Butterflied leg of lamb
YOU food editor Carmen Niehaus says when she and her family are on holiday they buy a whole lamb and have the butcher cut it up. The legs are deboned for braaiing and the shanks are sawn into pieces for making potjies.
SERVES6 Preparation
20 min Marinating overnight Cooking 45-60 min Standing 10 min
MEAT
1 leg of lamb, deboned and
butterflied salt and pepper
1 x chutney and tomato sauce
marinade (see recipe on page 27) CUCUMBER PICKLE SALAD
2 Israeli cucumbers, thinly sliced 1 large red onion, cut into rings 80 ml (¹⁄³ c) white wine vinegar 45 ml (3 T) sugar a little water salt and pepper
1 Meat Season the leg with salt and pepper. Pour the marinade over the meat and marinate overnight.

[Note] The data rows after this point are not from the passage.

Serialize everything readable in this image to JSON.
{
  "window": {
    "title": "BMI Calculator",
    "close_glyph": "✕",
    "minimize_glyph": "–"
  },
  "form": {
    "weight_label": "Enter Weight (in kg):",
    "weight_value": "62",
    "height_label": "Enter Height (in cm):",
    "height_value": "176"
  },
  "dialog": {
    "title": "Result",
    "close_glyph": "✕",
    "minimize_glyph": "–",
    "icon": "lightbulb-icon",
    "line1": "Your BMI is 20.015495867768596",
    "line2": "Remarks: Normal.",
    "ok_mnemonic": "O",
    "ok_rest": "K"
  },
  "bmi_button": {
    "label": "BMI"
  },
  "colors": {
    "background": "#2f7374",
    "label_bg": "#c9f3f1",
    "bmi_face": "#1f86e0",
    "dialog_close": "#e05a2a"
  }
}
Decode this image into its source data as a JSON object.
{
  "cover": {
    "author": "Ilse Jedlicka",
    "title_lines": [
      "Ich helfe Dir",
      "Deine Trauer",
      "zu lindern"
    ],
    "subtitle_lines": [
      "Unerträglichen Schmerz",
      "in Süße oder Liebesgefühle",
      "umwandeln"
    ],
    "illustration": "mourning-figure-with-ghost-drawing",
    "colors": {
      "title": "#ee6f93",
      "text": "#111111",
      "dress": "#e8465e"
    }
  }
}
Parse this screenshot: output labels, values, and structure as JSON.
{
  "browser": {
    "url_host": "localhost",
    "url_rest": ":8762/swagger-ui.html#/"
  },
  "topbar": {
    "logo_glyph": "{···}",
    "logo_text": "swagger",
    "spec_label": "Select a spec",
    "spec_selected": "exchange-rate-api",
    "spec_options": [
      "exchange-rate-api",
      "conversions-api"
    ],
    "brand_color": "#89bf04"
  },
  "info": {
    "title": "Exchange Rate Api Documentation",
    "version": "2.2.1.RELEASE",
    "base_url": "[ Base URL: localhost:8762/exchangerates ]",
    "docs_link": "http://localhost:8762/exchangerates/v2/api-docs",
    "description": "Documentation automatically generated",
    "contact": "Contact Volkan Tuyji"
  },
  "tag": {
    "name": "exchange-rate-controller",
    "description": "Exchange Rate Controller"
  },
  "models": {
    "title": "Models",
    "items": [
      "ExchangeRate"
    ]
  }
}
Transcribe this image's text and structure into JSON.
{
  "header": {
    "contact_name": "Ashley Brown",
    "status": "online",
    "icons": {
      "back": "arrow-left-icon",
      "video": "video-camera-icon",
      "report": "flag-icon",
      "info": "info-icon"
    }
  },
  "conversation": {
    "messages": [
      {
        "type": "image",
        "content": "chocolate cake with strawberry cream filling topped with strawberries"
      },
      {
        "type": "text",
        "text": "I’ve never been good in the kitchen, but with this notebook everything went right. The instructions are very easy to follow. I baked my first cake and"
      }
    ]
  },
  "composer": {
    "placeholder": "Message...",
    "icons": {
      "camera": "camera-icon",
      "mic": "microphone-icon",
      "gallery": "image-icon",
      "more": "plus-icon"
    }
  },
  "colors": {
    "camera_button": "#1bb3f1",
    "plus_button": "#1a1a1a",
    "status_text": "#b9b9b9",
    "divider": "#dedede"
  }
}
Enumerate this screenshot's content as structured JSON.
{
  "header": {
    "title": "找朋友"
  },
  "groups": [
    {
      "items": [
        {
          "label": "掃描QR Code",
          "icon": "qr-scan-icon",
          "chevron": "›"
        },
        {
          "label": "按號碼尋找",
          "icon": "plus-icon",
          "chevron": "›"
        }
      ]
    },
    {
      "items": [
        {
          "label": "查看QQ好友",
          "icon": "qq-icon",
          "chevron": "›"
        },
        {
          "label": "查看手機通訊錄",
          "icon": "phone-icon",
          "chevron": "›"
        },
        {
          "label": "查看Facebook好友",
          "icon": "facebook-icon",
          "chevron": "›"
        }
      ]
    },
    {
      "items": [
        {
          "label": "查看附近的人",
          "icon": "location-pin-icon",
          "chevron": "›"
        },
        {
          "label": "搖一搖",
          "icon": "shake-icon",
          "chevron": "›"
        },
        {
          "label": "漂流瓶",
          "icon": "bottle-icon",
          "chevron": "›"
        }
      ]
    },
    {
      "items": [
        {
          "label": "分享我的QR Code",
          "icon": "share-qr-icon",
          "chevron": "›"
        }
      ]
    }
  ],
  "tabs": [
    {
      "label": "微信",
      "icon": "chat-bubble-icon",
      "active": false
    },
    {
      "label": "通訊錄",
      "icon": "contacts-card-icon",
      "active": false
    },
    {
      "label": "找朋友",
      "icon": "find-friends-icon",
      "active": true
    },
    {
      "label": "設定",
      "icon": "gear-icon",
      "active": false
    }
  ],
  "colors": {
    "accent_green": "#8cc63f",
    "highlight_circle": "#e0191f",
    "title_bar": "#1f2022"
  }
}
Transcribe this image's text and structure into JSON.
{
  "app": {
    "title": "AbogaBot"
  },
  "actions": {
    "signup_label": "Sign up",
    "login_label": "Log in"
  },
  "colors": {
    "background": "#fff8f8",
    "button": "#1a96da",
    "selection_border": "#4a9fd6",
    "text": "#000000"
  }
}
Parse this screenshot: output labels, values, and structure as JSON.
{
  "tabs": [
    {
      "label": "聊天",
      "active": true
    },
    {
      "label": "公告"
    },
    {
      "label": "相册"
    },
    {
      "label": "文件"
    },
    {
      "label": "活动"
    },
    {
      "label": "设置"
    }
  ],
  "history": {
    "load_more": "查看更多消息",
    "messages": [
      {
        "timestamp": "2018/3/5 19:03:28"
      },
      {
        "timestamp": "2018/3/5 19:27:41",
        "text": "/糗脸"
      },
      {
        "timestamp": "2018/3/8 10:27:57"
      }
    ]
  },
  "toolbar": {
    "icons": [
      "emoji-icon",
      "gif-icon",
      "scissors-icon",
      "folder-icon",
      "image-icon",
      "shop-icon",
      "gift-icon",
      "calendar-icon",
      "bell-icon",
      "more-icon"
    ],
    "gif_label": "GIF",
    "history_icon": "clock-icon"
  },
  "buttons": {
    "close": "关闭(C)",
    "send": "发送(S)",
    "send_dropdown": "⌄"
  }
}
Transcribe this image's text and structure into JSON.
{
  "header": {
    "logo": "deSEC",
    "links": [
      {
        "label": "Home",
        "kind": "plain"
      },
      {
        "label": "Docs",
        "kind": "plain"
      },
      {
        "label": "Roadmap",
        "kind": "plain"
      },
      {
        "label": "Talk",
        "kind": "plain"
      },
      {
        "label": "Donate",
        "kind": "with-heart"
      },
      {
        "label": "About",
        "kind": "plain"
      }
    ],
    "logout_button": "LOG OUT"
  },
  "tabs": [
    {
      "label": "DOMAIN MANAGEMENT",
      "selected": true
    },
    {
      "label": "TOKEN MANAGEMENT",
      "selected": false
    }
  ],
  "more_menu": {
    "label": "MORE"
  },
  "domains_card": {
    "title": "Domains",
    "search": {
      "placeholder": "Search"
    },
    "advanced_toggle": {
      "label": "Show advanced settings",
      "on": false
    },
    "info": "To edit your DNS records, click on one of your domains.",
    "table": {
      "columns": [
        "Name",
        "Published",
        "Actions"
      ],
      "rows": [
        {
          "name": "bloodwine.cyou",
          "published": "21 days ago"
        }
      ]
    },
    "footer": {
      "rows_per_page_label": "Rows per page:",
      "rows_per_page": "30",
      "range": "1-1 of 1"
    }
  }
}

2 Remove from the marinade, season with salt and pepper and braai for 45-60 minutes over moderate coals until brown on the outside but still slightly pink inside. Turn and baste often with the marinade.
3 Rest for 10 minutes then carve into thin slices. Heat the remaining marinade, bring to the boil and serve as a sauce, if preferred.
4 Salad Put the cucumber and onion in a bowl. Mix the rest of the ingredients and pour over the salad.
5 Serve the lamb with the salad and sauce (if using).